The biggest makers of voice command-powered devices are jockeying for prominence at CES this week, with Google and Amazon both using eye-popping numbers to tour their scale to the world. Today, in fact, Google revealed a seriously impressive number. One billion — that’s the number of devices the search giant says its Google Assistant virtual helper will be available on by the end of this month. If you compare that to Alexa, the comparable assistive software made by its staunchest rival in this space (Amazon), it’s available on some 100 million Alexa devices. All things being equal, that would make Google Assistant’s install base 10 times larger than Alexa’s.
But all things, of course, are not equal. In an interview with The Verge, Google shared some pretty important caveats to its newly released Google Assistant data it offered up today. Among the highlights of the latter: Google says that active users of Google Assistant grew four times over the past year, and that Google Assistant expanding to be available on 1 billion devices by the end of this month would be up from 500 million devices last May.
Google Assistant vice president Manuel Bronstein, though, told The Verge what’s behind that massive expansion, and it’s exactly what you think. It’s mostly thanks to Google’s massive number of Android phones, which of course makes a comparison with the install base for Alexa nowhere near apples-to-apples.
“‘The largest footprint right now is on phones,’ Bronstein said. ‘On Android devices, we have a very, very large footprint.’ He characterizes the ratio of phones as ‘the vast majority’ of that billion number, but he won’t specify it more than that. Though he does argue that smart speakers and other connected home devices comprise a notable and growing portion.”
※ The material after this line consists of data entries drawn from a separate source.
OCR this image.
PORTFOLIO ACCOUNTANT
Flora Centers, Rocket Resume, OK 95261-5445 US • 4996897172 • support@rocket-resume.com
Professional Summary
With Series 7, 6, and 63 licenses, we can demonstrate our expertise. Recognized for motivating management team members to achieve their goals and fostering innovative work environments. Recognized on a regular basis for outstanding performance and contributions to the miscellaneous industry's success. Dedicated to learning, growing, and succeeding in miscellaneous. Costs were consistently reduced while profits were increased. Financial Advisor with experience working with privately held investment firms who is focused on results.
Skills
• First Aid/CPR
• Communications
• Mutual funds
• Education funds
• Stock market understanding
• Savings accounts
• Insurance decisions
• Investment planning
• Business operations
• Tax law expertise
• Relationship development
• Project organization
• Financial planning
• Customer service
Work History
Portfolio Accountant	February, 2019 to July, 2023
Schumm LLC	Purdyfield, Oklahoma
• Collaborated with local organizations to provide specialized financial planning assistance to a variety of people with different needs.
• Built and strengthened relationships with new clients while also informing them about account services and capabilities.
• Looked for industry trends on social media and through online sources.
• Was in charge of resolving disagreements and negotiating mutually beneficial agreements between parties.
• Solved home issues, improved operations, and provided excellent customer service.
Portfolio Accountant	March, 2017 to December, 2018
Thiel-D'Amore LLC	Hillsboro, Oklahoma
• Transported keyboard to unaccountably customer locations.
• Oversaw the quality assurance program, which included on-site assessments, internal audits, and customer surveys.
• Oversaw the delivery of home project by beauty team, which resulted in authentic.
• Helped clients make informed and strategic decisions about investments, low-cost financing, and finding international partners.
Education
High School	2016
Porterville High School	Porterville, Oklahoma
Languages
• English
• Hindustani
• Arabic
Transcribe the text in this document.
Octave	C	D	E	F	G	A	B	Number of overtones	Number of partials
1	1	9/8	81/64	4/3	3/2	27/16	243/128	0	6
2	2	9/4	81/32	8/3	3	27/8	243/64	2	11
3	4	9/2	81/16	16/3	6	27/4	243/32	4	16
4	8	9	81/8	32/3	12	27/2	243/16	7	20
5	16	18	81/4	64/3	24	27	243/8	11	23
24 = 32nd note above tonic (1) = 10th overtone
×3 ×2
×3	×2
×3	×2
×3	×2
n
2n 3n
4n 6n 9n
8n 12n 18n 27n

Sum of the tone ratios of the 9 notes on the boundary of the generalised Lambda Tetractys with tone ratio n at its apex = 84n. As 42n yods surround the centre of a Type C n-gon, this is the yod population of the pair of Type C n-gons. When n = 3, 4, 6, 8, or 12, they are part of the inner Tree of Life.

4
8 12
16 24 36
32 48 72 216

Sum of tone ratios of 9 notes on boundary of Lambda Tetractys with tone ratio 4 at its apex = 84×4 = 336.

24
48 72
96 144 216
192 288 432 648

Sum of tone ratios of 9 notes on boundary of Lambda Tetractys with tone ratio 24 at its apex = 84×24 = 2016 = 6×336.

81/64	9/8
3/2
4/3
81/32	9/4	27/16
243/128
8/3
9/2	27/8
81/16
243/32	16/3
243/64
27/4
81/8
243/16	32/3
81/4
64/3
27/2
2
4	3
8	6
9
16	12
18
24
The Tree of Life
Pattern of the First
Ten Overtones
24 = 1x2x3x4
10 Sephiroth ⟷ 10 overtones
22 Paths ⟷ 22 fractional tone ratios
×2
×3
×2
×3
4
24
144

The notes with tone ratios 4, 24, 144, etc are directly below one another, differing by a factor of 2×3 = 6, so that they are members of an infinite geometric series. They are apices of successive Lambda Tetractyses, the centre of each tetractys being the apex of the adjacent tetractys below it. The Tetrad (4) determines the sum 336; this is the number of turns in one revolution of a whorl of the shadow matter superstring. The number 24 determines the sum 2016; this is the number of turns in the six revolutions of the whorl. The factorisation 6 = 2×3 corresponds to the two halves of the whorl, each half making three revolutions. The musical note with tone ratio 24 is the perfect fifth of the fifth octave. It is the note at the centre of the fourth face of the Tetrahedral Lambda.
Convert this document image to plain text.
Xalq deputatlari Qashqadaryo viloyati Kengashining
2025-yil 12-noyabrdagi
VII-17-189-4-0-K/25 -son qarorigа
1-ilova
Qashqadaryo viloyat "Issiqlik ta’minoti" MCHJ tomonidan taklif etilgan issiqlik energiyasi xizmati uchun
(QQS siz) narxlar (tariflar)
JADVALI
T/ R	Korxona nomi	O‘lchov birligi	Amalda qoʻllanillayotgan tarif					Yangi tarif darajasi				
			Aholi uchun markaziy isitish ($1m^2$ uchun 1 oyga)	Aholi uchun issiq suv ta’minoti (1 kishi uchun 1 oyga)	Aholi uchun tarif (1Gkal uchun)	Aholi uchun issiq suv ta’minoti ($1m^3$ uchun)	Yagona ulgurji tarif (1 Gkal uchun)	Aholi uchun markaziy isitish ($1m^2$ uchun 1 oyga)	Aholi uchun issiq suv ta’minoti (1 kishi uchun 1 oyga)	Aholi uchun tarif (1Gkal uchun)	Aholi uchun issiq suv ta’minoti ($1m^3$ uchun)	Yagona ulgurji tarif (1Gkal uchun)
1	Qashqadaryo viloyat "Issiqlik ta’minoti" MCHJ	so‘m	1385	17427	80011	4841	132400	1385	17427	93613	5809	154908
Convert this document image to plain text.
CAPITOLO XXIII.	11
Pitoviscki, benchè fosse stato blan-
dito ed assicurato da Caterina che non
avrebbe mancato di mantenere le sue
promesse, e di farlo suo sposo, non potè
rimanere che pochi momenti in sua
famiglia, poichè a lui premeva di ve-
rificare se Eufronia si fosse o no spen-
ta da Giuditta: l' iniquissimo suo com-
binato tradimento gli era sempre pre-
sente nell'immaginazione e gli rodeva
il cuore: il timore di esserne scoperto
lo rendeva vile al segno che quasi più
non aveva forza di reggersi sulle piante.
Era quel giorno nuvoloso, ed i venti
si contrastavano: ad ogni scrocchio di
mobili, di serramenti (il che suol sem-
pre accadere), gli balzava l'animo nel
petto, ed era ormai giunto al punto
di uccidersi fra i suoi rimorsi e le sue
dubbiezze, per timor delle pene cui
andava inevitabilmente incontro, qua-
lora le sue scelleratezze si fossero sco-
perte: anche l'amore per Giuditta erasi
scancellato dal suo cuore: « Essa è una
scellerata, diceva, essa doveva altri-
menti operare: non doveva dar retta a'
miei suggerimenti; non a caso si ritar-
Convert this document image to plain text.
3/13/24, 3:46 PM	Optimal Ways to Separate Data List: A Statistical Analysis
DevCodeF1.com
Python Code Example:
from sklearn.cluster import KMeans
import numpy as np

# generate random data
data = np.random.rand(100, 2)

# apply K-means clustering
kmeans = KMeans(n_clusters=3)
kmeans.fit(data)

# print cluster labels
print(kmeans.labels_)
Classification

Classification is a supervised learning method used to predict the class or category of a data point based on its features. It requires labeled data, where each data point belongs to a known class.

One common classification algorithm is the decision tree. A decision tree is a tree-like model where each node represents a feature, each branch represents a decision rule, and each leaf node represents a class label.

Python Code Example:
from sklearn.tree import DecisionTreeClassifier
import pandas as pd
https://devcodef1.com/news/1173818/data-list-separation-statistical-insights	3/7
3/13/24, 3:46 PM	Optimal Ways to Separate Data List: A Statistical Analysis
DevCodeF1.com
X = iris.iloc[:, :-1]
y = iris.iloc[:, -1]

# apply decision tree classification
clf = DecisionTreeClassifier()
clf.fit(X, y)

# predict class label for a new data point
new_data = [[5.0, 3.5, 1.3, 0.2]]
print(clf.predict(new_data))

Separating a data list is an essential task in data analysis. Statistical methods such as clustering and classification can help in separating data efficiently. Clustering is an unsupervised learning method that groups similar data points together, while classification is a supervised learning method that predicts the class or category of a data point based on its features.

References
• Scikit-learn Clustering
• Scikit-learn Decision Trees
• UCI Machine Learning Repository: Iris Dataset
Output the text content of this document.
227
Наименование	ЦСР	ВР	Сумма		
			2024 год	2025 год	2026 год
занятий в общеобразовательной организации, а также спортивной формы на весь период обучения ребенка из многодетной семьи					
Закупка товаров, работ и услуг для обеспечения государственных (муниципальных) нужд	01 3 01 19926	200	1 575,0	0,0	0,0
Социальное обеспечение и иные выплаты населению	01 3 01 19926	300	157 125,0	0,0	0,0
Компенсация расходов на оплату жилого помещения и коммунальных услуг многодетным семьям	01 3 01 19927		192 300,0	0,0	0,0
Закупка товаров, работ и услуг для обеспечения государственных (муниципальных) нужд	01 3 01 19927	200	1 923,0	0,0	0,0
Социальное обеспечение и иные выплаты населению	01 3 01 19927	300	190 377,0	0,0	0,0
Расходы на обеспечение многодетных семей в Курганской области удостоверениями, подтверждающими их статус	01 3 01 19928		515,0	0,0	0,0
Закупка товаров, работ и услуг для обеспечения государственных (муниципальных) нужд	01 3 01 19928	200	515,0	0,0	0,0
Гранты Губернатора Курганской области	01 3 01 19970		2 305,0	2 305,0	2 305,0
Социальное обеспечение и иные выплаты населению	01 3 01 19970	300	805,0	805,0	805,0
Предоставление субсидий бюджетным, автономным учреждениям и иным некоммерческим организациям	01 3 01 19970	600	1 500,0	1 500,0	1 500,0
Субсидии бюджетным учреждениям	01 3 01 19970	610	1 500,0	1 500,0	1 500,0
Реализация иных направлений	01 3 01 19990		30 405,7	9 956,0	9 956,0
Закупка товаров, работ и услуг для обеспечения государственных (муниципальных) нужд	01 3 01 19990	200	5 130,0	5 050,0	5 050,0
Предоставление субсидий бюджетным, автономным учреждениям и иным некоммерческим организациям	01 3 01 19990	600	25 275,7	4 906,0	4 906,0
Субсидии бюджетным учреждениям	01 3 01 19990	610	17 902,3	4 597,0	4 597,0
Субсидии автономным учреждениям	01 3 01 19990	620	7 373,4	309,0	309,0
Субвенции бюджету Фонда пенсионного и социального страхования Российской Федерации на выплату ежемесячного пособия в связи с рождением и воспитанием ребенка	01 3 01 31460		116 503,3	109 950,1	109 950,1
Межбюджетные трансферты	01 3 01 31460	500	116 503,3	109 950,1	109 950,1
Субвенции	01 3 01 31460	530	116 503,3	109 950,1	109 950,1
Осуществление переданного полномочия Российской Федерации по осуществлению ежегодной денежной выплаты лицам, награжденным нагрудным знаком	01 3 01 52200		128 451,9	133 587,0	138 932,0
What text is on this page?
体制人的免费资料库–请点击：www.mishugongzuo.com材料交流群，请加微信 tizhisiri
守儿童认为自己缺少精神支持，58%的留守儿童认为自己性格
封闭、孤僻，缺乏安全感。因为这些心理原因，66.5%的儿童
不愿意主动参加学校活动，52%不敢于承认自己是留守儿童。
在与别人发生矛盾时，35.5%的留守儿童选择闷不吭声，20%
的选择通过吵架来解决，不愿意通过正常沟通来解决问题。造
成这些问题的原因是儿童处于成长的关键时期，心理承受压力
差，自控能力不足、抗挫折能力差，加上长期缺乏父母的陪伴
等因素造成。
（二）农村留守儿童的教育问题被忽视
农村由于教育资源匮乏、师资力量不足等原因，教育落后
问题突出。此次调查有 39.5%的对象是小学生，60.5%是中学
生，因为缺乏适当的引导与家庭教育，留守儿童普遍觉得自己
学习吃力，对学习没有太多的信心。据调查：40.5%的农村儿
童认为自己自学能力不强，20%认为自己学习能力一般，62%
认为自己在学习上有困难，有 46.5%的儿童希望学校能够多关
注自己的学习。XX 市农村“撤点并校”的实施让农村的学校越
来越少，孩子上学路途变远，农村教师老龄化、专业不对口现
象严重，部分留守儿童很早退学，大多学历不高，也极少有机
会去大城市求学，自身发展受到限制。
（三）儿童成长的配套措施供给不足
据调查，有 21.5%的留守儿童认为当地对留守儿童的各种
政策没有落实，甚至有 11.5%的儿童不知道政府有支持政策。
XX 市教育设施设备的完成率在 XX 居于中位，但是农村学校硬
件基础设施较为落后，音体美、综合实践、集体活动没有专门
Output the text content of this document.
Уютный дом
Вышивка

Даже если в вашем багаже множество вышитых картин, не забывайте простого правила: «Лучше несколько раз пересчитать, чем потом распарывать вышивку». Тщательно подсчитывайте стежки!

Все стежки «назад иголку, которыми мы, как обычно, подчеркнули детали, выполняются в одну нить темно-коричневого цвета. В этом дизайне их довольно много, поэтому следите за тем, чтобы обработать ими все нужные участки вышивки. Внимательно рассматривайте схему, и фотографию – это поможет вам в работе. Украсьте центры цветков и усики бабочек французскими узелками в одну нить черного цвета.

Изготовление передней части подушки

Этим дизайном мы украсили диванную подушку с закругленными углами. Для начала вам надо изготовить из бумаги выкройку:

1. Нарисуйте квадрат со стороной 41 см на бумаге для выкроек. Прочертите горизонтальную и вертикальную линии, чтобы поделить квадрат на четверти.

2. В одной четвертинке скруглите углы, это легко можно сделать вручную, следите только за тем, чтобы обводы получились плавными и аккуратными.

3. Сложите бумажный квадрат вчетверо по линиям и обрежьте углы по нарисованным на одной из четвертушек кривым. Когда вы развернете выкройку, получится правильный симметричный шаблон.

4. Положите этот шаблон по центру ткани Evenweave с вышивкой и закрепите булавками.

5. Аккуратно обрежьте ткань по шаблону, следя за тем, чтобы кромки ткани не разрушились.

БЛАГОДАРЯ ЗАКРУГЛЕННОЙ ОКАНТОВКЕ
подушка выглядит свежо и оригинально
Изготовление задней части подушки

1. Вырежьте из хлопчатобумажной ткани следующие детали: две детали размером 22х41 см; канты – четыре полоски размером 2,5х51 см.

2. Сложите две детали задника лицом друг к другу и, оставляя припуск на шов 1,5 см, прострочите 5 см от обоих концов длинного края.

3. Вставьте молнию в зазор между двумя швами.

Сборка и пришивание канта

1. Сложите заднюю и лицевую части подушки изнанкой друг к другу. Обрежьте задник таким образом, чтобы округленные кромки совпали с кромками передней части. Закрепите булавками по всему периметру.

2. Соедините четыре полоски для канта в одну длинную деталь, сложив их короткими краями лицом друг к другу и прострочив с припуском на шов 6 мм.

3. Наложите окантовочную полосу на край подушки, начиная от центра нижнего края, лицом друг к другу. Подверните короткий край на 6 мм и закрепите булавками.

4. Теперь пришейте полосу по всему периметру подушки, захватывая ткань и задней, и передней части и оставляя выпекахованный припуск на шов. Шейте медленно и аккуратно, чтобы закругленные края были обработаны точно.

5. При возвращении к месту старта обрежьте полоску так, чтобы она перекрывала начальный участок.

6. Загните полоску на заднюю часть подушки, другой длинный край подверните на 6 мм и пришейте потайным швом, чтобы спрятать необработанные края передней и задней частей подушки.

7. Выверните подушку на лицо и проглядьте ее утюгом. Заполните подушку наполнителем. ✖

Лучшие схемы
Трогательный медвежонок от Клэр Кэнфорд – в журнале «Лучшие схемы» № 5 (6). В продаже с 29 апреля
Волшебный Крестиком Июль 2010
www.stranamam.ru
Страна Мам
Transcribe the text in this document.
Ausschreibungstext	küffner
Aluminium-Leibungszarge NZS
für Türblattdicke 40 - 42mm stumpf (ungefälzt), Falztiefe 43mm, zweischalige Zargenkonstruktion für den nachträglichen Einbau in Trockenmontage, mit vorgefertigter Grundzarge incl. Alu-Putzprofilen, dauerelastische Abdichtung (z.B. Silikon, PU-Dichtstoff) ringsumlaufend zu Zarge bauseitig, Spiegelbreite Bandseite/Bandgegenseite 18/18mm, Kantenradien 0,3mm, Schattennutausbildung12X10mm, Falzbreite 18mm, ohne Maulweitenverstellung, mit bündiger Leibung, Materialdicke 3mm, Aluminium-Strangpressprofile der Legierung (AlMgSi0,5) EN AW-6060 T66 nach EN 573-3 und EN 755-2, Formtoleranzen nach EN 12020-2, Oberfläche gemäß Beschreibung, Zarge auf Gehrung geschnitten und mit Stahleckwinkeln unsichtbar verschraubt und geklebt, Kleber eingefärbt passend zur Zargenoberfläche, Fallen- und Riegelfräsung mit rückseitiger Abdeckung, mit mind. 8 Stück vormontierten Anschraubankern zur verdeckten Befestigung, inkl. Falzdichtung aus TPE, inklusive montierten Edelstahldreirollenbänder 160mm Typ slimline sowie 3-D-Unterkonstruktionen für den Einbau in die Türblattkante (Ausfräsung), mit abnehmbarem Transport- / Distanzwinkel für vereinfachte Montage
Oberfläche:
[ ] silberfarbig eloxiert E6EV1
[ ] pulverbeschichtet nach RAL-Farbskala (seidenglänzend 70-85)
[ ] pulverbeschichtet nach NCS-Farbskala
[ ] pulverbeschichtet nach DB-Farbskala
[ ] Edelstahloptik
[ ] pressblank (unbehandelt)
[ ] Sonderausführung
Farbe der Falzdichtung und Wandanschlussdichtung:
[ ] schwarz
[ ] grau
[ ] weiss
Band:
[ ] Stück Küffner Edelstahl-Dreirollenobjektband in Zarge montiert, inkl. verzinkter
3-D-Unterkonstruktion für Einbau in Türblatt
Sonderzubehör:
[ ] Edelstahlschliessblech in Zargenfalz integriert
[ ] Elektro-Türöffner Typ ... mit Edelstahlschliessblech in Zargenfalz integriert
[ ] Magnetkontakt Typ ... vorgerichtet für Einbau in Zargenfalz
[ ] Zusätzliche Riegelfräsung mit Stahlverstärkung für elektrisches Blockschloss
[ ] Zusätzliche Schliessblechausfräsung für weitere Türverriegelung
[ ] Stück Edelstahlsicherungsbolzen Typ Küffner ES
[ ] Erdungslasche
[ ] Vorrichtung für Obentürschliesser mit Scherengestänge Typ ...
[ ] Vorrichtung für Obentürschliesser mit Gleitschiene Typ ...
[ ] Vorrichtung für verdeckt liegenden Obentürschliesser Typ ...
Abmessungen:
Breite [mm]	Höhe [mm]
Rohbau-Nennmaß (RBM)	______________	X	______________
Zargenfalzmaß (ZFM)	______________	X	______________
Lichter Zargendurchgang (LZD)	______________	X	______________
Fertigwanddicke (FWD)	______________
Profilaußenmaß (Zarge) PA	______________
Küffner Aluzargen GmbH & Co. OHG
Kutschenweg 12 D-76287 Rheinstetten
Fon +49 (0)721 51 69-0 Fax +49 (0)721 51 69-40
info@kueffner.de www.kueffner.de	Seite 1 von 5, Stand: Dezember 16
The other important thing to point out is that 1 billion is the number of devices that can run Google Assistant, which is a totally different thing from the number of devices that are actively running it (which we don’t have a clear sense of).
Still, all of this shows how far Google’s digital assistant has come in a short time. Google Assistant launched in 2016 on the Pixel phone and has since spread to smart speakers like the Google Home series in addition to third-party products from companies like Sony and Panasonic. It’s also available on TVs, laptops, smartwatches and much more.